Financially, this scholarship would be transformative. As a first-generation immigrant student, every dollar toward my education relieves a weight that often feels like it’s pressing down on not just me, but my entire family. It would allow me to focus fully on my academics, my research, and my service work without the constant financial worries. More importantly, it would be an investment in my vision—to build a more equitable, innovative, and compassionate healthcare system.
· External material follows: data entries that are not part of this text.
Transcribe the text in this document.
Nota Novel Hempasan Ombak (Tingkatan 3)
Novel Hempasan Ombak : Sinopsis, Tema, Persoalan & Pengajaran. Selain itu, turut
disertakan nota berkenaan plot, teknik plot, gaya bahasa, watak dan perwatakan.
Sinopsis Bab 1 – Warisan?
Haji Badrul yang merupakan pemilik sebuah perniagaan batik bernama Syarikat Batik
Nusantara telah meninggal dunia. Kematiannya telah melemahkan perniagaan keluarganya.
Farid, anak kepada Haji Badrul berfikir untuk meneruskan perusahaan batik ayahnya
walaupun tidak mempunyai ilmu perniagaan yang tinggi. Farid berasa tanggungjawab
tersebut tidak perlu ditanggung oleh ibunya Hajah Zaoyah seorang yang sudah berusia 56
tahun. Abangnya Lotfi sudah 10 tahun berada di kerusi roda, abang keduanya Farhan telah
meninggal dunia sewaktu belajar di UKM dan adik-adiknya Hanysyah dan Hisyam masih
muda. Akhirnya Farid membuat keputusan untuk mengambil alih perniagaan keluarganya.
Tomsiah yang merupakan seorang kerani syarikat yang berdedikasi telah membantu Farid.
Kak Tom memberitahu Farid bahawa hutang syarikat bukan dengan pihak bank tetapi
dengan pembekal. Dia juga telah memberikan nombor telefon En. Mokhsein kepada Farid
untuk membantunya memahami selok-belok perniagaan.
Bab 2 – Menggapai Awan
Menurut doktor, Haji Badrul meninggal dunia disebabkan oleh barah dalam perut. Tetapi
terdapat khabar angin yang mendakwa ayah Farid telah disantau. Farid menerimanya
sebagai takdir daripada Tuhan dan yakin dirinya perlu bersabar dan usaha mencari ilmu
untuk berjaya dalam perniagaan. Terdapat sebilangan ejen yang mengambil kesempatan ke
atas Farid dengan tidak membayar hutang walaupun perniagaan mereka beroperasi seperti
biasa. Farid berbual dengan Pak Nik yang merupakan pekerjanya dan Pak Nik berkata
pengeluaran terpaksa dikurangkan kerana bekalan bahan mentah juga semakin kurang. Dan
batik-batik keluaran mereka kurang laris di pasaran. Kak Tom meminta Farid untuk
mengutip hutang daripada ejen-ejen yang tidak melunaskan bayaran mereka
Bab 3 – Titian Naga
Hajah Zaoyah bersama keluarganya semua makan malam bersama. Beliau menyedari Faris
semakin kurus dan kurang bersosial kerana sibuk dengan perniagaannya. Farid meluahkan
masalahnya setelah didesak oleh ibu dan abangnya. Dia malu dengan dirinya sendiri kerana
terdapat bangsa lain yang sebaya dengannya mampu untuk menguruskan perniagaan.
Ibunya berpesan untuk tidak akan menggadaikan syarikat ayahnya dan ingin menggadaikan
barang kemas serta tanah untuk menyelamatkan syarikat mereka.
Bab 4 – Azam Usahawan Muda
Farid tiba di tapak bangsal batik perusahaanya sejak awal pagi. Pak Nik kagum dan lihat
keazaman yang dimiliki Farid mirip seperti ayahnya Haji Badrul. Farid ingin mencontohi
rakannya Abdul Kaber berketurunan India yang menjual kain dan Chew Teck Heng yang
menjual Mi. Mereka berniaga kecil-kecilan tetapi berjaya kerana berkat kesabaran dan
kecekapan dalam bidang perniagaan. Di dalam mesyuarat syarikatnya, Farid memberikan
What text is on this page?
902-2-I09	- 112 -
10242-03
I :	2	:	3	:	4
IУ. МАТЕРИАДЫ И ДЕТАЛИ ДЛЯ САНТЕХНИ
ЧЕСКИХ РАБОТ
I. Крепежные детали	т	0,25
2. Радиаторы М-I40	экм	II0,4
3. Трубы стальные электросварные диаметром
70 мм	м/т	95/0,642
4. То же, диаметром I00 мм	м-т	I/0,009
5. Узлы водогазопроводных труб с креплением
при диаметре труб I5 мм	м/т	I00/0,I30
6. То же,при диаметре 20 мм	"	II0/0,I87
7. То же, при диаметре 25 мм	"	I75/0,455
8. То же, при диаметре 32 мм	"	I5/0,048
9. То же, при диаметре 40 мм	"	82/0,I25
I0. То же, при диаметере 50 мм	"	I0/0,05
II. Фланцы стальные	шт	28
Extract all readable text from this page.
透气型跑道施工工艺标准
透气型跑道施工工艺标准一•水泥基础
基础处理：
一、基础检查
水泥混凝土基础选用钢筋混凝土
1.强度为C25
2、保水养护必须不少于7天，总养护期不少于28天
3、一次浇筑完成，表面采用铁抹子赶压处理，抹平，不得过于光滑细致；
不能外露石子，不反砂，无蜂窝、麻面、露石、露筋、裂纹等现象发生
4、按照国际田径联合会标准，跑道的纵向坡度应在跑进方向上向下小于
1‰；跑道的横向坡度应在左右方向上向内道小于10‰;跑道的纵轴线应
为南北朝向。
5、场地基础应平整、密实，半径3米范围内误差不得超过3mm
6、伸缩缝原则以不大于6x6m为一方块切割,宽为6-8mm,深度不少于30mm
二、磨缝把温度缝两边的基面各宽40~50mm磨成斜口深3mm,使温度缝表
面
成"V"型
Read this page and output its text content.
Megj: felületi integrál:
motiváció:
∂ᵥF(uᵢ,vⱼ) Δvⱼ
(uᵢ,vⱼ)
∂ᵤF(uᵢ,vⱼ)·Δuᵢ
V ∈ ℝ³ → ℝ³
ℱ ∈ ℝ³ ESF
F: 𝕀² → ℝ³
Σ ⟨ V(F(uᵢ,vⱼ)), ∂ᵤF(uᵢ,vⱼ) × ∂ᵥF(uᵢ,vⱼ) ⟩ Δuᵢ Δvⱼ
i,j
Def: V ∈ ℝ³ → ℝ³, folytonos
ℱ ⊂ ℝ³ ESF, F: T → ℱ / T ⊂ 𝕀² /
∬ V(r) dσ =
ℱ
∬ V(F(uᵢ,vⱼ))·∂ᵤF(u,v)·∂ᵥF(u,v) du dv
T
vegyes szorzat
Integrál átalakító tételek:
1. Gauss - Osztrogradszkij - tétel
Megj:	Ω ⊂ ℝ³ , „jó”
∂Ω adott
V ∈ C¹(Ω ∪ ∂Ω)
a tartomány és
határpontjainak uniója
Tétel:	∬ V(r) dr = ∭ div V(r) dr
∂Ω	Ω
Medicine, to me, has always been about more than treating disease—it’s about restoring dignity, breaking barriers, and creating a future where no child loses a parent to a lack of resources. With this scholarship, I will take one step closer to that future.
SnapWell Scholarship
My greatest accomplishment was taking control of my health and learning to manage my Polycystic Ovary Syndrome (PCOS) on my own terms. After months of enduring irregular, painful periods and mood swings that left me feeling like a stranger in my own body, I was desperate for answers and solutions that weren’t “get more sleep” or “go on birth control.” Then, I met Dr. Feldman. After countless consults, she truly listened—wholeheartedly hearing my symptoms and treating me with empathy and respect. For the first time, I felt validated. Finally, I could take my life back. Fueled by a diagnosis, I did what I know best: dove into research. I discovered simple yet powerful lifestyle changes I could make to tune into my body’s signals. I discovered that strength training boosted my energy, protein and healthy fat-rich meals stabilized my insulin, and drinking spearmint tea and practicing mindfulness helped lower cortisol, transforming my quality of life. This process required patience, consistency, and a willingness to listen to my body in ways I never had. This experience not only transformed my life but also sparked my passion for women’s health. I am deeply aware of the privilege I had in accessing the resources and support to manage my condition—an opportunity many women do not have. This inequity drives me to become a physician who can bridge that gap, empowering women to understand their bodies, access care, and make informed decisions about their health. Too often, women, especially those with PCOS, feel dismissed and helpless, prescribed birth control as a blanket solution while their symptoms go overlooked or misdiagnosed. My success in managing my PCOS inspires me to empower my future patients with the knowledge and compassion they need to take control of their health. I now volunteer at a low-income health clinic in my community, where I’ve seen firsthand how many patients—particularly immigrants, women of color, and those from minority backgrounds—struggle to find providers who take their concerns seriously. These interactions have deepened my commitment to becoming not just a doctor, but an advocate. I want to lead with the same curiosity and care that helped me reclaim my own well-being. Managing my PCOS wasn’t just about health—it was about agency. That’s what I hope to give every woman I one day treat. What began as a deeply personal challenge has evolved into a lifelong purpose of being the kind of provider that not only heals, but listens.